The Medal of Honor


Son of Liberty
Quick and to the Point;

Do you believe actions that would earn the Medal of Honor are something that should be encouraged among Soldiers?

in further detail;

I was reading an article just now about how the Pentagon is in deep negotiations about rewarding a living soldier the Medal of Honor for heroic acts in the Korengal Valley of Afghanistan.

But what caught my eye was the drastic discrepancy between the amount of times the MoH was awarded to living soldiers in Vietnam versus how many times its been awarded in the last 20 years Spanning from the Gulf to Now

That stat was more than 1/3rd of 246 Medals given during the Vietnam War were to living soldiers (thats around 80-85). Yet not a single MoH has been awarded to a living soldier since Vietnam... and on top of that, the final tally since Vietnam has been a whopping 8 Medal of Honor awards total.

Defense Secretary Robert Gates "finds it impossible to believe that there is no one who has performed a valorous act deserving of the Medal of Honor who has lived to tell about it,"

Medal of Honor may go to living soldier for first time in decades - Yahoo! News
and I agree, is it because Soldiers are functioning more as a team and less going above and beyond the call of duty. Is it because the Conflicts are different and provide less opportunity for a single soldier to rise up above the Ranks?

But the real question I'm asking is... if the opportunity is there, is it a good thing to encourage soldiers to go into "Hero-mode" and chance their own lives against horrible odds simply for a hunk of metal and their names in a record book?

not that all soldiers are craving a Medal of Honor... but if it were awarded more often, do you believe the mentality of "I'm going to get me a Medal of Honor!" is a bad thing?
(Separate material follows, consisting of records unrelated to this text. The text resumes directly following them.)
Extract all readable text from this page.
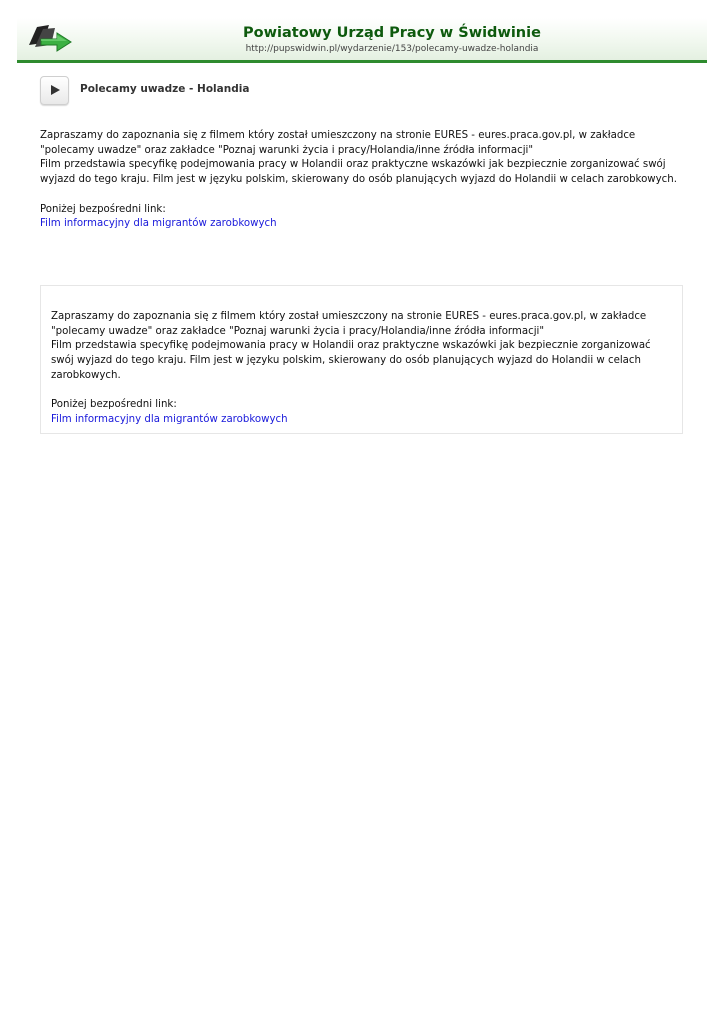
Powiatowy Urząd Pracy w Świdwinie
http://pupswidwin.pl/wydarzenie/153/polecamy-uwadze-holandia
Polecamy uwadze - Holandia

Zapraszamy do zapoznania się z filmem który został umieszczony na stronie EURES - eures.praca.gov.pl, w zakładce "polecamy uwadze" oraz zakładce "Poznaj warunki życia i pracy/Holandia/inne źródła informacji"

Film przedstawia specyfikę podejmowania pracy w Holandii oraz praktyczne wskazówki jak bezpiecznie zorganizować swój wyjazd do tego kraju. Film jest w języku polskim, skierowany do osób planujących wyjazd do Holandii w celach zarobkowych.

Poniżej bezpośredni link:

Film informacyjny dla migrantów zarobkowych

Zapraszamy do zapoznania się z filmem który został umieszczony na stronie EURES - eures.praca.gov.pl, w zakładce "polecamy uwadze" oraz zakładce "Poznaj warunki życia i pracy/Holandia/inne źródła informacji"

Film przedstawia specyfikę podejmowania pracy w Holandii oraz praktyczne wskazówki jak bezpiecznie zorganizować swój wyjazd do tego kraju. Film jest w języku polskim, skierowany do osób planujących wyjazd do Holandii w celach zarobkowych.

Poniżej bezpośredni link:

Film informacyjny dla migrantów zarobkowych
A little to Cowboy so to speak for an organized military?


Registered Member
If we take away the Medal of Honor to discourage reckless action, why not take away all medals to do the same? I doubt many recipients did what they did for recognition. They were caught in a horrific situation and did what the felt they had to do for their survival, as well as the survival of their fellow soldiers.


Registered Member
Medal of Honor - Wikipedia, the free encyclopedia

Interesting info on the MoH.

This addresses the issue you mentioned -
It was suggested that because of the intense partisan politics in Washington, D.C. over these wars, the Bush Administration subjected potential Medal of Honor recipients to intense background checks so as to avoid scrutiny, from political opponents, of both the administration and the recipient. An Army Times editorial suggested, "Our heroes deserve to be recognized."[65]
but even that doesn't seem like a sufficient explanation.

You mentioned that maybe there's more teamwork, but two of the MoH recipients received it because of their teamwork - I don't think that would hinder anyone.

The military's about doing incredibly dangerous things - not because of some recognition, but because it needs to be done (on the other hand, it's frowned on to do something recklessly foolish). And honestly, the MoH is so rare that most soldiers will never have the chance to do something in order to try to win it, even if they wanted to.


Registered Member
The awarding of the Medal of Honor is a *very* significant thing. If you read the criteria, the phrase, "at the risk of his or her life above and beyond the call of duty while engaged in an action against any enemy of the United States [...]" is included.

We fight wars today in a very different manner than was done even as early as the Korean and Vietnam wars. Where there used to be carpet bombing, we now have smart bombs that are laser-guided on target. Better intelligence and an enemy with a different mind-set have created a theater of operations as different as the two fronts of WWII (Atlantic and Pacific).

I don't know if politics is playing a part in this or if it's the changes in the way we fight.